FILM Shoah (Director: Claude Lanzmann, 1985)

World Wide Screening © Goethe-Institut Chennai

Mon, 27.01.2020 -
Tue, 28.01.2020

8:45 AM

Asian College of Journalism , Taramani, Chennai

Worldwide Screening in Observance of Holocaust Remembrance Day
in cooperation with Asian College of Journalism

On International Holocaust Remembrance Day – January 27, 2020, also the 75-year anniversary of the liberation of Auschwitz-Birkenau concentration camp – we are presenting together with Asian College of Journalism a screening of Claude Lanzmann’s Shoah, 1985, documentary film at the Asian College of Journalism, MS Subbulakshmi Auditoirum. This is a rare opportunity to see the 9-hour film in its entirety on a big screen.

Schedule:
27.1.2020   8.45 - 9.00 am Introduction: Helmut Schippert, Director- Goethe-Institut
  9.00 - 1.15 pm         Film screening: SHOAH  by Claude Lanzmann
28.1.2020   10.00 am - 4.00 pm   Film screening: SHOAH  by Claude Lanzmann

There will be a discussion and Q&A session by Helmut Schippert & Sashi Kumar* moderated by Uma Vangal* on 28.1.2020 between 4.15 - 5.15 pm at Asian College of Journalism.

*Helmut Schippert - Director, Goethe-Institut / Max Mueller Bhavan
*Sashi Kumar - Chairman, Asian College of Journalism
*Uma Vangal - Film-maker, expert and Adjunct Faculty at Asian College of Journalism

The International Literature Festival Berlin (das internationale literaturfestival berlin, or ilb) has called individuals, schools, universities, media outlets, television stations, and cultural institutions to join a worldwide screening of Claude Lanzmann’s Shoah on January 27.

SHOAH is one of the most radical and comprehensive records of the extermination of European Jews under National Socialism.

In the 9-hour documentary, surviving victims and perpetrators of the systematic extermination of Jewish people and other persecuted groups by the Third Reich relate the events of the Holocaust to audiences in their own words.
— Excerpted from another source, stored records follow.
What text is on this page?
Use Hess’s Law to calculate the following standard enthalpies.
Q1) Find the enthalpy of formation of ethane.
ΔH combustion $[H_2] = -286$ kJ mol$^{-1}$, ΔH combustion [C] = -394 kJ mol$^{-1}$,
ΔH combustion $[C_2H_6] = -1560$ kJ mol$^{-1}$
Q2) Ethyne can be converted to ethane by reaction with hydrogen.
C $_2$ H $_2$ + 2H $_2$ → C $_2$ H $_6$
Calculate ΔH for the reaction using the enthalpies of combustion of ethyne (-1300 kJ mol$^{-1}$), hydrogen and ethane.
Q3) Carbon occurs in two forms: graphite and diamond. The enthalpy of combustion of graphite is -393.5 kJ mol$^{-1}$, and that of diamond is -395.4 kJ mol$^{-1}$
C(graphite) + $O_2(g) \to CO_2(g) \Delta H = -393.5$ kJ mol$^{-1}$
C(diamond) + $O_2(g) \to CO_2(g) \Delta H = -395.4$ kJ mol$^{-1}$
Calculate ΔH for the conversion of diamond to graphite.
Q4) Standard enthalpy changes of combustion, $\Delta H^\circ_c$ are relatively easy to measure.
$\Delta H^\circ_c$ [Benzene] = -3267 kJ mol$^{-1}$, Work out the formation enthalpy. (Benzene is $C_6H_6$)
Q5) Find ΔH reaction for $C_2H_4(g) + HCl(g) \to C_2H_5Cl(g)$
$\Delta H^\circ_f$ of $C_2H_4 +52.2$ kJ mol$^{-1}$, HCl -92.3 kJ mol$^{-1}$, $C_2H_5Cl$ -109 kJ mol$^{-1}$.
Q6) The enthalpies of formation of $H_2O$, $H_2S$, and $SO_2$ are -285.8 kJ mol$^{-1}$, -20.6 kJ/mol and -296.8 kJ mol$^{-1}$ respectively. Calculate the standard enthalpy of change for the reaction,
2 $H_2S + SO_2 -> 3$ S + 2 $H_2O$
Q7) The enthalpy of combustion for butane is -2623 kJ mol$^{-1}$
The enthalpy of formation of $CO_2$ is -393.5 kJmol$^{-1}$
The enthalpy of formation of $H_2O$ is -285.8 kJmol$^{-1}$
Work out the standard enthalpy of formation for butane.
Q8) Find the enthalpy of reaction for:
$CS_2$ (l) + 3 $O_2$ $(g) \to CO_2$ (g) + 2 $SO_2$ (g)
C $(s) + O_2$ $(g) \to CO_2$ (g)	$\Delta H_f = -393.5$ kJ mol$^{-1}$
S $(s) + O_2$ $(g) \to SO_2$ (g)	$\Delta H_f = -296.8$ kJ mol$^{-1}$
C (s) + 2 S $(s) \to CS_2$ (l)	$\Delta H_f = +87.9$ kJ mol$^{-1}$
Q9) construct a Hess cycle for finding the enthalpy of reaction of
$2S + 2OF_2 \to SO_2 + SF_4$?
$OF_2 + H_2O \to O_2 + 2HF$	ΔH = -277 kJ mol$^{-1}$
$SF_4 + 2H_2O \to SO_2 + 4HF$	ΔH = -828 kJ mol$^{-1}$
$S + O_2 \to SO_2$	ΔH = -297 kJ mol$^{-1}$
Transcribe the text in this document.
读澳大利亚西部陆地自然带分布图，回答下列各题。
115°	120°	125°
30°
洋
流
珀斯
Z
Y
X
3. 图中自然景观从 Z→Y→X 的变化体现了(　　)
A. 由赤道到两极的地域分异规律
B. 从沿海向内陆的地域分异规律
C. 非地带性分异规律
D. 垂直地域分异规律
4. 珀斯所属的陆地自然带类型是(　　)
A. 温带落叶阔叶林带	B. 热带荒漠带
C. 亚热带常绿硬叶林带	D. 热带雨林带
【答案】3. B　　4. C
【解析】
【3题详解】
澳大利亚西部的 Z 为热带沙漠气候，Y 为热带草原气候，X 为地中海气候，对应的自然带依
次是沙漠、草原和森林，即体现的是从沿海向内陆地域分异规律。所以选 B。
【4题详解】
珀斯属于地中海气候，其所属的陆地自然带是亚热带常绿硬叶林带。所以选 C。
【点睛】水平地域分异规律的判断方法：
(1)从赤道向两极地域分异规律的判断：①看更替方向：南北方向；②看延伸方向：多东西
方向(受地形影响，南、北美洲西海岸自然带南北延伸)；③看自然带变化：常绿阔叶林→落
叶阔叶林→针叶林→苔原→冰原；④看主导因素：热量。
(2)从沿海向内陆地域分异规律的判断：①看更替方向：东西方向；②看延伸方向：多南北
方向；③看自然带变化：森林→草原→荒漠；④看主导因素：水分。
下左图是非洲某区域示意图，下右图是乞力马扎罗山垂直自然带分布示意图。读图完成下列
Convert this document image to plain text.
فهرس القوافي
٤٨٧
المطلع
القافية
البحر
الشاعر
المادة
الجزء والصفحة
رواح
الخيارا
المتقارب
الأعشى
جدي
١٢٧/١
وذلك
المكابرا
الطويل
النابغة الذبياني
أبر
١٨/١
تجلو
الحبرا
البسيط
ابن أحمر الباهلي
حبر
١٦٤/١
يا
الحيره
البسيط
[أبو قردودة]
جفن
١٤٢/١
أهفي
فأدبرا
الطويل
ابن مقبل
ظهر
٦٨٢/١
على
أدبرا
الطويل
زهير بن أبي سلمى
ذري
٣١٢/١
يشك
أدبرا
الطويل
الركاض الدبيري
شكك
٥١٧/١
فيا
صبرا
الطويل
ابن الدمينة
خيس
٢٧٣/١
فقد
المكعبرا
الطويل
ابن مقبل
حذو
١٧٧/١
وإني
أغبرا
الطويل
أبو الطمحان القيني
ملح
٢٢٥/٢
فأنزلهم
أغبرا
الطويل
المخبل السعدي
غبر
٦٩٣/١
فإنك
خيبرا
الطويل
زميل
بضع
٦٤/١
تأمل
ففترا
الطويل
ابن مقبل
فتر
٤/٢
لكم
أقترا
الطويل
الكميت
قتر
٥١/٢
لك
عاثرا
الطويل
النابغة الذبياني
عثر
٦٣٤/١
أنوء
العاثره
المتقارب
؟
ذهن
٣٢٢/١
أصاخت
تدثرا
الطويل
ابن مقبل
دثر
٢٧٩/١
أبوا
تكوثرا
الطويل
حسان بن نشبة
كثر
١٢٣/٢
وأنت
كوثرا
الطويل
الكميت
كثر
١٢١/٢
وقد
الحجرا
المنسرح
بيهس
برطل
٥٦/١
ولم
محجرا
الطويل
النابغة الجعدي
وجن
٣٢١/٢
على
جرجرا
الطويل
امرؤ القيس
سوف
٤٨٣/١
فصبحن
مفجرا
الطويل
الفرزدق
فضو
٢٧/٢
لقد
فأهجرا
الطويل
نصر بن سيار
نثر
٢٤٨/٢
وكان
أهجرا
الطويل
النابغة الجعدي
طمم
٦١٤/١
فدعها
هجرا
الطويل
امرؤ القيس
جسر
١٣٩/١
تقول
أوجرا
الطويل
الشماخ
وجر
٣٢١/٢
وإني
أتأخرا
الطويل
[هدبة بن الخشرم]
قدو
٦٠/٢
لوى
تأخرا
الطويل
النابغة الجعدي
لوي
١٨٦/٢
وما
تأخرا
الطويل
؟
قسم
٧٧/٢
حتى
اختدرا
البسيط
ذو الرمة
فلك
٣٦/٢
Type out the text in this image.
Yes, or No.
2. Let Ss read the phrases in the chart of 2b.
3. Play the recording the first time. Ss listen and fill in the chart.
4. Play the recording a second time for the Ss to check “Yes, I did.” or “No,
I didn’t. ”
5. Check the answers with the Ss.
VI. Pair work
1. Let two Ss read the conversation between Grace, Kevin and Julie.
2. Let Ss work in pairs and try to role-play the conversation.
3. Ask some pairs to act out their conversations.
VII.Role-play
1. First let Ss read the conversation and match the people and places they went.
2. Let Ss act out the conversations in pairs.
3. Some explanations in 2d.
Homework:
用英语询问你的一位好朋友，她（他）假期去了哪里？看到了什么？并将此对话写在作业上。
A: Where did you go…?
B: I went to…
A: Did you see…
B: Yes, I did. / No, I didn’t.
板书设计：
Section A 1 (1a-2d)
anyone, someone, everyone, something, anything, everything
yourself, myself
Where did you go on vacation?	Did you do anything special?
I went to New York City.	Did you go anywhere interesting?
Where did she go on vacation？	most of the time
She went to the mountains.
For eleven years (1974 to 1985), French director Claude Lanzmann worked on Shoah. In 2013, the Berlinale awarded Lanzmann with the Honorary Golden Bear for his life’s work, but Shoah did not necessarily have a ceremonious premiere. Regarded as an „epochal masterpiece of memory culture,“ Shoah was relegated only to screenings on obscure public programming stations in Germany, instead of having a cinematic release. Consequently, many people nowadays know very little of Claude Lanzmann or his film.

In 2005, the United Nations declared January 27 International Day of Remembrance of the Victims of the Holocaust in order to commemorate the Holocaust and the liberation of the Auschwitz-Birkenau concentration camp on January 27, 1945. This worldwide screening of Shoah commemorates 75 years since the liberation, 35 years since the film’s release, and 15 years of Holocaust Remembrance Day.
For a full list of participants across the world, visit: www.literaturfestival.com   

  
Claude Lanzmann was born in Paris in 1925 and as a teenager experienced the invasion of German troops into France. In 1943 grammar-school pupil Lanzmann joined the resistance in Clermont-Ferrand and went underground to fight the Nazis. After the war, he completed studies in philosophy, earning his doctorate in 1947, and subsequently took a position as a lecturer at Berlin Free University in 1948/49. In 1953 Lanzmann, who belonged to Jean-Paul Sartre and Simone de Beauvoir’s circle, became a permanent collaborator on the legendary political and literary journal Les Temps Modernes. In 1970 he made his first forays into the world of filmmaking, which also document his political engagement against French policies in Algeria. Towards the end of the Algerian War, Lanzmann signed the “Manifesto of the 121” against French war crimes. In his 1973 film POURQUOI ISRAEL?, Lanzmann explored his own Jewish identity. He began work on Shoah a year later in the summer of 1973.